What moves the consumer, he explained, is the experience — what will work fastest, smoothest and with the least number of inconvenient clicks or data-entry stutter steps between them and their goal. It is why, he noted, we see stats like the latest data in the January edition of the Kount and PYMNTS Mobile Order-Ahead Tracker, which found that only 32 percent of customers are using mobile order-ahead, and only 28 percent are paying in-app. This isn’t so much of a security gap as a convenience gap.
Customers like mobile order-ahead, but only when the quick-service restaurants (QSRs) in question have optimized it for their use.
For example, many payment options favored by consumers have not been implemented by QSRs, which “have instead been sticking with a long-standing tradition that a few big players put into place of only using a reloadable card to pay for mobile orders,” he said. “It is only recently that we’ve seen more going multi-tender over [the] top of that reloadable gift card embedded in the app, and it was hard to get there.”

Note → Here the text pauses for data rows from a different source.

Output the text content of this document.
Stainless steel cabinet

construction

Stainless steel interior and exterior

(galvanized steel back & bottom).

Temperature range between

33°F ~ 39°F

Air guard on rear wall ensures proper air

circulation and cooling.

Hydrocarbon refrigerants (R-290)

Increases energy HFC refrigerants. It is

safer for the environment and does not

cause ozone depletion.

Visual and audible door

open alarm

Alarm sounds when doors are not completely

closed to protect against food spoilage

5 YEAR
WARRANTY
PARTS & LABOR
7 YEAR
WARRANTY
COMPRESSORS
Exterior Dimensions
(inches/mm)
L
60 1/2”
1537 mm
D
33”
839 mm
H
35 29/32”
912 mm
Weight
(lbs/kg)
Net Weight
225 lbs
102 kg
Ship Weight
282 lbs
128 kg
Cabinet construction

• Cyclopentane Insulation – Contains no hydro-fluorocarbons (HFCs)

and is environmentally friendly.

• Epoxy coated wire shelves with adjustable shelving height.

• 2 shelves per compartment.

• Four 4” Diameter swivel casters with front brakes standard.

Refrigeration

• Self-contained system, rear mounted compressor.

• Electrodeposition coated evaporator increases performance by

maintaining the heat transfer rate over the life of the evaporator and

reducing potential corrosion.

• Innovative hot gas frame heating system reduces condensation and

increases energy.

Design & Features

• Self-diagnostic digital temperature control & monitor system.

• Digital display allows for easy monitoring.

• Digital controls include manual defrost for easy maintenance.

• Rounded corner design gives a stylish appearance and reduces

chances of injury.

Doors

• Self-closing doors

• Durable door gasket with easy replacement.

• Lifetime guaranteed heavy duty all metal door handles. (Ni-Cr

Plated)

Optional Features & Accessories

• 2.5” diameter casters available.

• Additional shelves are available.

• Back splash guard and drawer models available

The real lesson, he added, is that mobile order-ahead — and all its functionality — has the potential to be a transformative force in the QSR space, but there is still quite a bit to be done on the security and experience side for it to live up to that potential.
The Three Main Challenges
When it comes time to think about building out functionality around mobile order-ahead, and making it secure and functional, Stuppy said, there are three main questions that are critical. The first is the technical question, like whether the cybersecurity element is placed correctly, and designed so that the app will function in a stable and secure manner. The second is the experience question — what it will be like for a consumer to use this secure system, and whether it will be the “fantastically delightful” journey through digital space that the firm is hoping to build.
The final question is the hardest one: Are we bringing a future-oriented security mindset to make steps one and two sufficient for the challenges ahead? That last step, aside from being the hardest, is also the most critical and determinative of what the future will look like from both a security and consumer experience point of view.
“What firms have to realize is that the bad guys don’t think the way that they do, and no matter how much technology and process you put in place, fraudsters will try to use that exact infrastructure against you to steal from you,” he said. “And you have to say the same thing to the customer experience teams — the smoother and easier you make this for a good customer, the more tempted a bad one is going to be to try to leverage it against you.”
The fraud mindset is simple, he noted. How do we bring all these elements together and put controls in place so that firms can protect the investments they are making in adding order-ahead experiences, and not have them be ruined and destroyed by fraud?
As Kount has increasingly seen, fraud comes on many fronts, and QSRs have reason to be concerned about protecting themselves.
Power A Holistic Approach
One would be surprised, Stuppy noted, at just how many law-abiding people out there are willing to be accessories to fraud when it comes to their next QSR orders. Kount is seeing an increasing wave that involves what he called “plugs,” which are often referred to under the umbrella term of coupon fraud.
The idea is that consumers can head to a “plug” site and be offered the ability to pay a small amount of money — maybe $10 or so — for an order of $50 worth of food from DoorDash, Grubhub or a local restaurant. The plug is paid for by some other fraudulent activity — maybe there is a stolen credit card powering the account, maybe it is a hacked account that has been taken over or maybe it is a fraudster who has figured out how to crack and exploit a loyalty offer to maximum resale effect.
The point is that these aren’t hidden QSR fraud hangouts buried on the dark web, accessible only with a bitcoin wallet and the will to commit cybercrime. These are sites findable by search, and paid for with the standard payment methods people would have used to order legitimately.
“People are blindly participating in this, and it is a real challenge,” Stuppy said.
A challenge, but one that Kount believes can ultimately be defeated with a fraud mindset, trained to look for the loopholes that exploiters and crooks use to turn security and engagement tools back on those who put them into place. The goal, though, isn’t to throw the baby out with the bathwater — or for QSRs to start unplugging mobile ordering en masse.
It does mean, however, that it is time to start rethinking how to secure those orders, end to end, in the context of that smoothed-out customer journey.